At first glance, neuroscience and business may seem like sides of two completely different coins — and traditionally, it’s true that these two fields have been in distinct orbits of academic interest.
Over time, researchers have started paying more and more attention to the crucial role the human brain plays in consumer choice and management strategy. In 2016, the Wharton Neuroscience Initiative (WiN) made it its mission to spearhead the unexplored: the intersection of neuroscience and business.
One Wharton graduate student is at the forefront of this mission. Arthur Lee, Gr’19, GrW’19, is pursuing a joint PhD program in Marketing & Psychology, as well as a dual master’s degree in statistics. In his current project, “Neural Currency,” he’s working on building a brain decoder to detect and predict people’s decisions in traditional business measures.
The basic idea is to investigate whether there is a common neural circuit that we can use to make any kind of value-based decisions.

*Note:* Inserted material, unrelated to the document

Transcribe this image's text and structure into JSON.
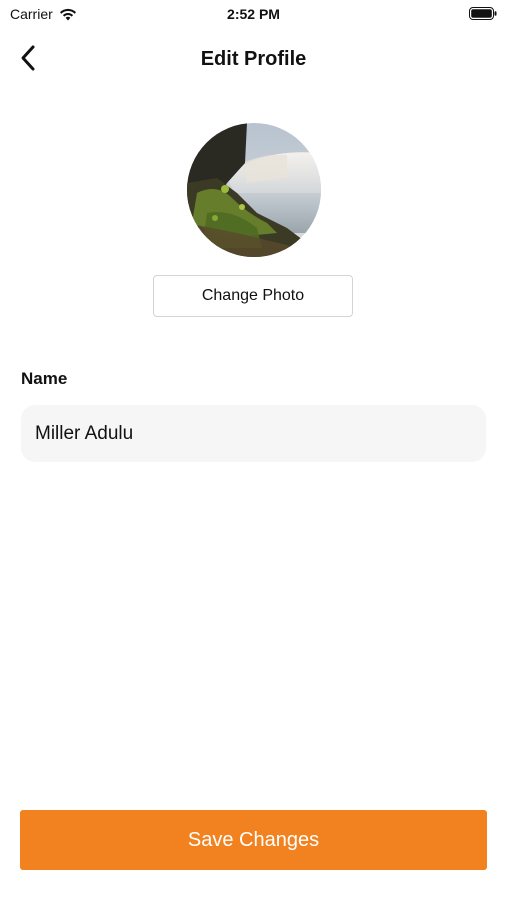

Arthur explained, “Whether you are buying an apple, an orange, an iPad, or anything, the question is twofold: One, is there some fundamental neural computation in the brain that we use for value judgments across a variety of contexts, and two, can we extract those computations to predict people’s choices?”
“Business and psychology are not really that different from each other,” Arthur said. To him, specializing in two fields simultaneously is a great advantage. “Many marketing professors are psychologists, and many psychology professors do research related to business. My intention was to stand in the overlap and see how the two fields converge and diverge regarding human behavior.”
Standing in the Overlap
The Wharton Neuroscience Initiative center collaborates with various academic departments throughout Wharton and Penn to provide a borderless, neuroscience-informed course curriculum.

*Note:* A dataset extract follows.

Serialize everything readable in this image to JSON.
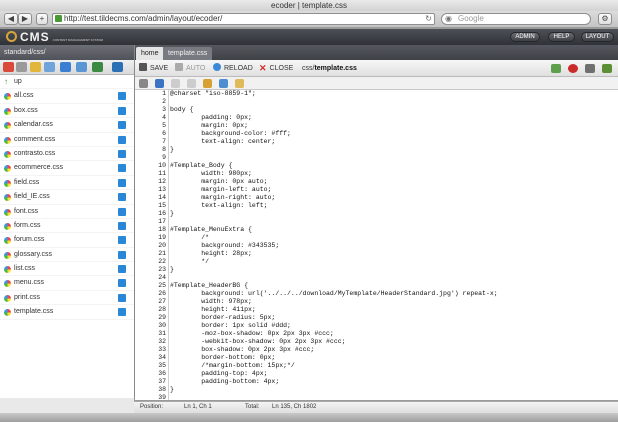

Additionally, WiN has organized speaker events on the applications of neuroscience, from consumer choice to privacy. During an all-day event in February 2018, the Wharton Neuroscience Initiative Annual Conference hosted discussions on ethical, legal, and societal implications of pushing such intersectional research. In April, guest speaker Prof. John Clithero, assistant professor of Economics from Pomona College, presented on his area of expertise: behavioral economics and neuroeconomics, and possible applications in consumer choice.

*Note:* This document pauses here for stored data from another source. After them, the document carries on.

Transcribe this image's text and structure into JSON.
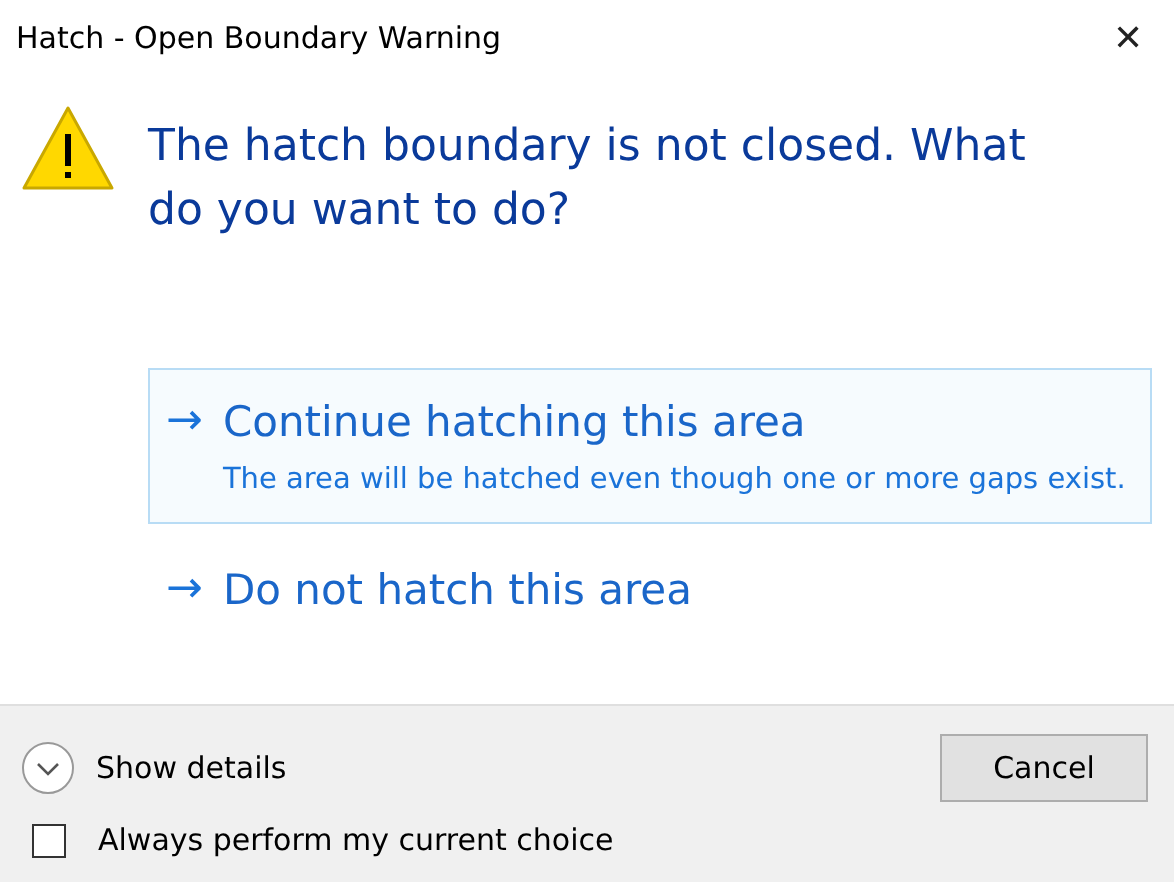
{
  "window": {
    "title": "Hatch - Open Boundary Warning",
    "close": "✕"
  },
  "instruction": "The hatch boundary is not closed. What do you want to do?",
  "options": [
    {
      "arrow": "→",
      "label": "Continue hatching this area",
      "description": "The area will be hatched even though one or more gaps exist.",
      "selected": true
    },
    {
      "arrow": "→",
      "label": "Do not hatch this area",
      "selected": false
    }
  ],
  "footer": {
    "details": {
      "label": "Show details",
      "expanded": false
    },
    "cancel": "Cancel",
    "always": {
      "label": "Always perform my current choice",
      "checked": false
    }
  }
}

WiN has gained international attention for its work in integrating neuroscience into business research. In 2016, Michael Platt, Director of the Wharton Neuroscience Initiative, spoke at the World Economic Forum in Davos, Switzerland, where he discussed the science behind business decisions.
For students especially, the initiative provides a rare network. “The initiative seeks to bridge the gap between business and neuroscience by linking interested students to relevant professors and researchers,” Arthur said. Although they didn’t meet through the initiative, Arthur has been working with Prof. Platt as a dissertation committee member, as well as the current marketing department chair, Prof. Eric T. Bradlow.
Fostering a New Generation
Since Prof. Platt came to Penn in 2015, he has been pushing the boundaries of research focused on unlocking the human brain to understand decision-making processes. Holding appointments in the Marketing Department, Psychology Department, and the Perelman School of Medicine, he works towards developing cutting-edge devices that can better capture brain data, and exploring the potential of improving marketing, management, and human resources for any company.
Platt’s work could help businesses figure out the optimal sizes and structures of teams or make better hiring decisions. For now, he is gaining converts in the marketing courses he teaches to both undergraduates and MBAs on the horizons of neuroeconomics.
As a business scholar of a new generation, Arthur isn’t sure where research at the forefront will lead. “Pretty much all research feels like something new, exciting, and something that hasn’t been done before. The disadvantage is that often you may not know what you’re doing because there are no tried-and-true set paths.” He quoted Albert Einstein: “If we knew what it was we were doing, it would not be called research, would it?”